Kenny Miller Just Can’t Talking About Celtic. And All Of It Is Rubbish.

Britain Football Soccer - Celtic v Rangers - Scottish Cup Semi Final - Hampden Park, Glasgow, Scotland - 23/4/17 Rangers' Kenny Miller reacts Action Images via Reuters / Craig Brough Livepic

If there was a lot to be said for the Ibrox side’s alleged “form” and the brilliance of their football, their cohort in the media would be saying all of it and more.

They would be ranting and raving about its effectiveness, its potency and its sheer genius. When Ange Postecoglou’s Celtic was blowing everyone away even our rivals could not stop talking about it, and praising it.

So I think it’s a mark of how dire the Ibrox club actually is right now that more and more you find its media supporters talking about Celtic. On an endless loop, in fact.

And at the top of the list of halfwits and dolts who thinks he is qualified to diagnose our problems is Kenny Miller, who just this week was telling us that Celtic fans were scared of the great form the Ibrox club is in. Which is why he can’t find anything to say about it except that.

But boy oh boy, doesn’t he find a lot to say about us? All of it crap.

Imagine this joker – coming at it from his own “managerial win percentage” of a mere 40% and two sackings already, thinking he can lecture Rodgers on how to talk to his team. This, presumably, is just one of the reasons Miller is sitting in a pundits chair and not in a dugout.

“I’m a wee bit more for that older school type mentality where if you’re not doing your job, you need to be told,” he said, revealing an attitude to management which is very old school indeed.
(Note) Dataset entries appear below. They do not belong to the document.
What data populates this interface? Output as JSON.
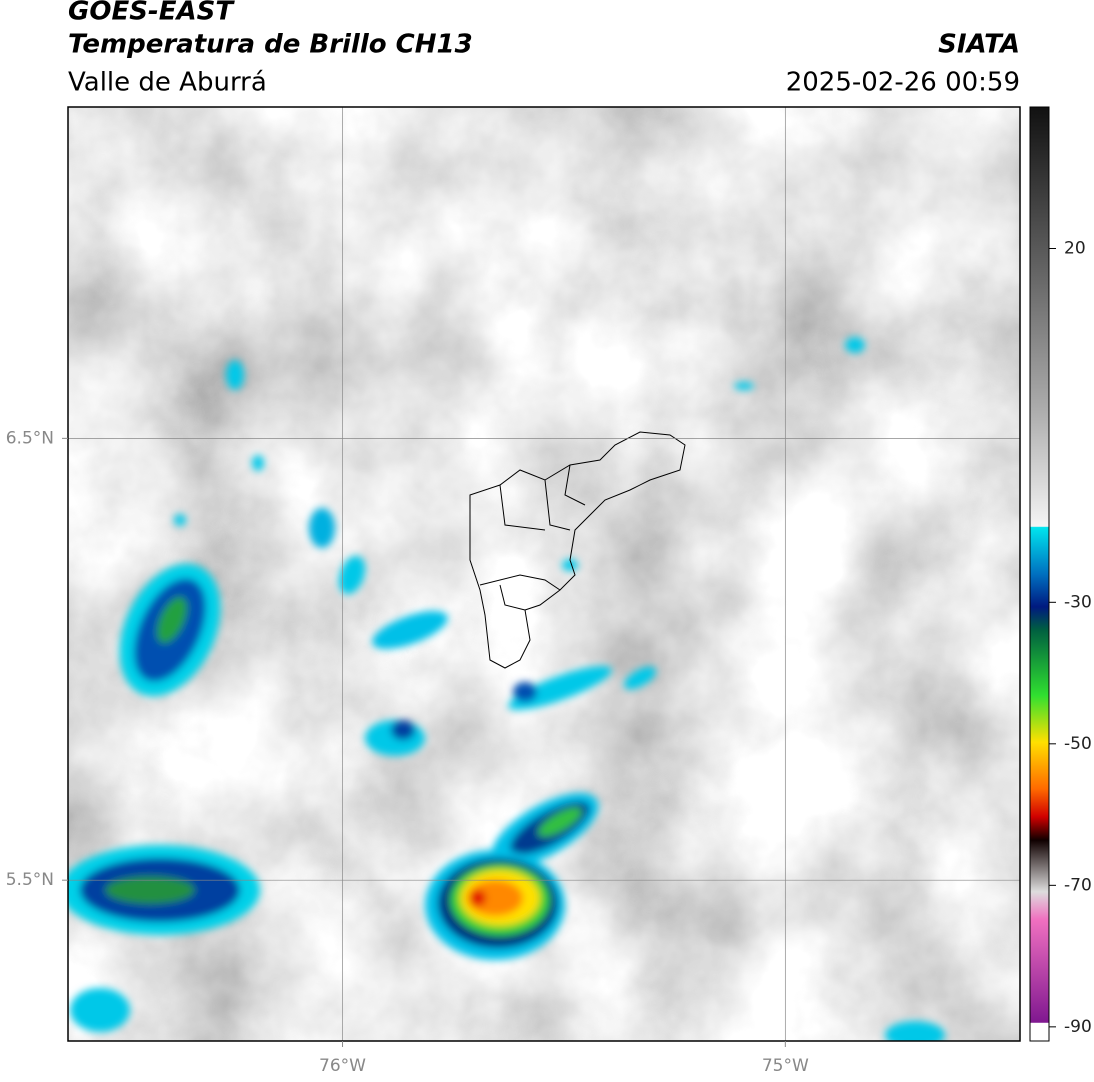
{
  "header": {
    "title": "GOES-EAST",
    "subtitle": "Temperatura de Brillo CH13",
    "region": "Valle de Aburrá",
    "source": "SIATA",
    "datetime": "2025-02-26 00:59"
  },
  "map": {
    "xlim": [
      -76.62,
      -74.47
    ],
    "ylim": [
      5.136,
      7.25
    ],
    "xticks": [
      {
        "value": -76,
        "label": "76°W"
      },
      {
        "value": -75,
        "label": "75°W"
      }
    ],
    "yticks": [
      {
        "value": 6.5,
        "label": "6.5°N"
      },
      {
        "value": 5.5,
        "label": "5.5°N"
      }
    ],
    "grid": true
  },
  "colorbar": {
    "lim": [
      -92,
      40
    ],
    "ticks": [
      20,
      -30,
      -50,
      -70,
      -90
    ]
  }
}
Right out of the “if it moves kick it, if it doesn’t move kick until it does” school.

Perhaps he’s not aware that the people he presumes to treat like children are, at a club like Celtic, all multi-millionaires who might object to that.

“Otherwise, you will do it badly if you think you’re getting away with something,” he said. Doubtless this sounds like wisdom to anyone who hasn’t been on any sort of modern management course in any field of endeavour, but which sounds more like the fortune cookie variety to the rest of us, and that’s if we’re being generous in the interpretation.

He then offered a staggering observation, like someone who doesn’t know that nothing but random words are tumbling out of his mouth, in no particular order.

“I would be very surprised if Celtic were talking about making a change to be honest with you and moving Brendan on, that wouldn’t be for me.

What I would say is, these are not bad players. There is something not happening at this moment in time. They aren’t responding to anything, whether it be the manager, or have they got bored?

“When players go to Rangers or Celtic, sometimes the novelty wears off. You’re playing in front of the 60,000, playing in front of the big games – and having to go away to Ross County and play away on plastic pitches just doesn’t sit right with them.”

So in Miller’s view, it’s Scotland’s plastic pitches that have done it.

And he thinks Ross County has one of them. Oh dear God. We have someone who imagines himself a Scottish football pundit here who doesn’t know which grounds in the country have artificial surfaces and which don’t. That alone should get you kicked off even Radio Clyde.

But the idea that our players just got bored playing in Scotland … I mean, what can you even say about a theory so facile and ridiculous as that, especially when many of these guys have just signed new deals? It would be different if these guys were proving they were better than the opposition every week … top pros could get bored by that alright.

Yet here we are in the midst of a title race all of us a sudden, and one we’ve essentially conspired amongst ourselves to create … that might be a lot of things but it sure isn’t boring. I tell you what is boring though; Kenny Miller’s version of analysis.